I think this could be the beginning in what could become the complete unraveling of fractal art as a genre.  After this we will all see fractal art from a Visual Context instead of a Software Context.  We will see that Fractal Art revolves around visual appearance and not around the software that made it.  Fractal Art will be defined by visual criteria and not by its association (whether it's noticeable or not) with fractal software. 

If a piece of art can have fractal characteristics derived from something other than a fractal formula, then there's really no difference between an image made in a fractal program and one made in a plain old graphics program as long as they both have a similar, fractal style.  Furthermore, fractal art is then really nothing more than this fractal style which is, of course, easiest to produce with a fractal program but could also include any kind of image resembling the output of such fractal programs.  Fractal art is a fractal look and doesn't have to be something rendered from computing a fractal algorithm.  There can be examples of fractal imagery made in a non-fractal program and similarly, examples of
non-fractal imagery made in a fractal program.

In fact, Samuel Monnier's pattern piling (see his Portfolio on Algorithmic Worlds) is an example of why we should adopt this more visual definition of fractal art than hold onto the traditional, software definition, because his artwork is, in my opinion, as fractal as any two-dimensional image will ever be and (visually) indistinguishable.  In fact, if you don't adopt the visual definition of fractal art then I guess you have to exclude the kind of work that Sam is making.  Even though it is made with Ultra Fractal, it's not really the usual Ultra Fractal fractal output.

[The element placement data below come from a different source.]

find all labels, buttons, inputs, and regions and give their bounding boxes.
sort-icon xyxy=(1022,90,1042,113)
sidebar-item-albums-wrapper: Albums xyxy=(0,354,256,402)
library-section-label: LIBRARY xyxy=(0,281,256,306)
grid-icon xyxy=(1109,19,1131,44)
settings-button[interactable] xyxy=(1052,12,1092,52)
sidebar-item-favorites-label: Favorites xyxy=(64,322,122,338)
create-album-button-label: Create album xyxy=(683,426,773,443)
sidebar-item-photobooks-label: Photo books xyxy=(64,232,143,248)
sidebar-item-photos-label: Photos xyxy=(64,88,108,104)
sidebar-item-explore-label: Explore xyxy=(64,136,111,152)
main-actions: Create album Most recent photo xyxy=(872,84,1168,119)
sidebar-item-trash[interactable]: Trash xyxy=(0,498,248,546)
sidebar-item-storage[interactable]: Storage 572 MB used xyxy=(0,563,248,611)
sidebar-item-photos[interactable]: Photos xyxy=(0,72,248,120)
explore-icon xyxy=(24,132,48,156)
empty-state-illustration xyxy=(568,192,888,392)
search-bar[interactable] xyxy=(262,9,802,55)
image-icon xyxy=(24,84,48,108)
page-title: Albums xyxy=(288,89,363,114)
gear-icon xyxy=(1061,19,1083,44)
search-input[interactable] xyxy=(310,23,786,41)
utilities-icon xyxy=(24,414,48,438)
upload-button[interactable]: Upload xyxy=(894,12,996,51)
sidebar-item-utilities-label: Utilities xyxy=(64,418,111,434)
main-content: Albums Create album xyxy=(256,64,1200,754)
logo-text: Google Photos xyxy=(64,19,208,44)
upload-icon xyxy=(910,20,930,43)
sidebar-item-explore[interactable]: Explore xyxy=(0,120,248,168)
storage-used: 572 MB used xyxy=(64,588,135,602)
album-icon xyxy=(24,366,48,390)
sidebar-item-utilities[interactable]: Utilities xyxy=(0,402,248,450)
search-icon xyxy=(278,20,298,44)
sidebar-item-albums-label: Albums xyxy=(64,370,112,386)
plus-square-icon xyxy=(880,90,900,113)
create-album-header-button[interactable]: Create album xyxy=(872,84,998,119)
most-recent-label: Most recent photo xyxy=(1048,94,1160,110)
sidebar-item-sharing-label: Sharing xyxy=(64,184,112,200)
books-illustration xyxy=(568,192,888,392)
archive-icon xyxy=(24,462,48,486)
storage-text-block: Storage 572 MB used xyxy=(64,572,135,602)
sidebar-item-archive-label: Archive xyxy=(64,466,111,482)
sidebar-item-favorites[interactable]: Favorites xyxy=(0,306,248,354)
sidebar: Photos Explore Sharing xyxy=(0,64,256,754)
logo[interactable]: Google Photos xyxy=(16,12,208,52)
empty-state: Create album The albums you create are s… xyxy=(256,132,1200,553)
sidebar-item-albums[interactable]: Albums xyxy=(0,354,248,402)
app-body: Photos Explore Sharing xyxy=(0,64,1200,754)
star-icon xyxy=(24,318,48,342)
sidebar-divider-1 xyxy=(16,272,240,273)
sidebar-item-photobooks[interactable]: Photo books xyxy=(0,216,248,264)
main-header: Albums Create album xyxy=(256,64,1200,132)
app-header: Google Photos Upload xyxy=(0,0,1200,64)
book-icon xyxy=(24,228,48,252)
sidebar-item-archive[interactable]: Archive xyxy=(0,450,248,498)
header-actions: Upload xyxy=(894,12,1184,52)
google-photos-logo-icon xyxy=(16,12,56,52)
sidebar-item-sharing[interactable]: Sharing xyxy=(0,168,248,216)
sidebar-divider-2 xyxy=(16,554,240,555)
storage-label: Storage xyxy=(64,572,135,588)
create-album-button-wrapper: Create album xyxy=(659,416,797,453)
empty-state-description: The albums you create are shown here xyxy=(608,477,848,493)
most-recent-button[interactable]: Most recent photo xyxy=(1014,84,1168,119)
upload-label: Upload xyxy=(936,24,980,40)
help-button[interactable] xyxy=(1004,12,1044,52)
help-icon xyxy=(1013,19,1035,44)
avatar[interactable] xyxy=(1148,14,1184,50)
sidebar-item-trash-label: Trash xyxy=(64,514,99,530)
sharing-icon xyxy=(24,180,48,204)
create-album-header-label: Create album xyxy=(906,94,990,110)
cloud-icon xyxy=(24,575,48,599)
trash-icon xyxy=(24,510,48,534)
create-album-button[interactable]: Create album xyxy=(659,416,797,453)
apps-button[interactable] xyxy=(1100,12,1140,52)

Sam has used Ultra Fractal's programing features to create work that uses non-fractal algorithms and is therefore, by the usual criteria, non-fractal --unless one makes that decision on the basis of visual criteria.

Just for illustration purposes, a quick glance over the winners of either years of the Benoit Mandelbrot Fractal Art Contests will show you how overly simplistic and possibly meaningless is the term, fractal art in its current form.  What do these images, all chosen as winners in a fractal art contest have in common? and how easily would one distinguish them from artwork in other abstract, algorithmic, or simply digital (eg. made in Photoshop) categories?  The rendering methods that are used to produce "fractal" images contribute enormously to the final result and artists can easily start to focus on aspects of an image that are largely created by the rendering algorithm and not the fractal formula without realizing it, and thereby create work which is better called "render-ism" than fractal.  Add layering to the process and the ultimate result can be something quite interesting, but also quite non-fractal.

Fractal formulas produce a style of imagery, but that style is not exclusive to fractal software.  But if we are to include as fractal art, images that portray the fractal style but lack a traditional fractal "pedigree", then shouldn't we also question the presence of fractal art images that have a genuine fractal "pedigree" but lack that clearly defined fractal style and even perhaps exclude them?  Will fractal art survive such a revision, including it's neighbors as part of the family because they look like them and abandoning some of it's own children because they, by the same criteria, don't look like them?  That's why I think it's not such a crazy thing to say that fractal art, as a strict and simple category, doesn't really exist, and probably will become much less distinct in the future, if in fact it doesn't simply merge with algorithmic art or with the larger, and more general, digital art category.

It could happen because fractal artists will see themselves and their work in more general terms and not identify or associate as strongly with the label fractal art as they will digital art or algorithmic art.  And why will they see themselves that way?  Because they'll look at their artwork from a different perspective and describe it in visual terms like "I make abstract, decorative type work with multiple layers using things like fractals, masking and other graphical effects".  I think that currently describes ninety-percent of all fractal artists.  They've been revolving around a specific artistic style for centuries (I mean, years) and not around fractals or anything unique to the software they've been using.  But like the Earth-centered people in Copernicus' time, it makes sense to them, it seems natural to them to think that way.  They see the Sun revolving around them and not vice versa.  But a closer look at fractal art --and fractal-like art-- I think reveals those beliefs to be superficial and merely a matter of habit and convention.

I think that's what Samuel Monnier in his observation of Kris Kuksi's work has discovered, although he hasn't come (jumped?) to the same conclusions as I have.  If we judge fractal art by it's visual characteristics, then the genre will be extended to include work previously considered non-fractal because of the non-fractal process by which it was made; but the genre will also shrink to exclude works which were previously considered 100% fractal by virtue of the "fractal" software used to create it --because it doesn't display any fractal characteristics.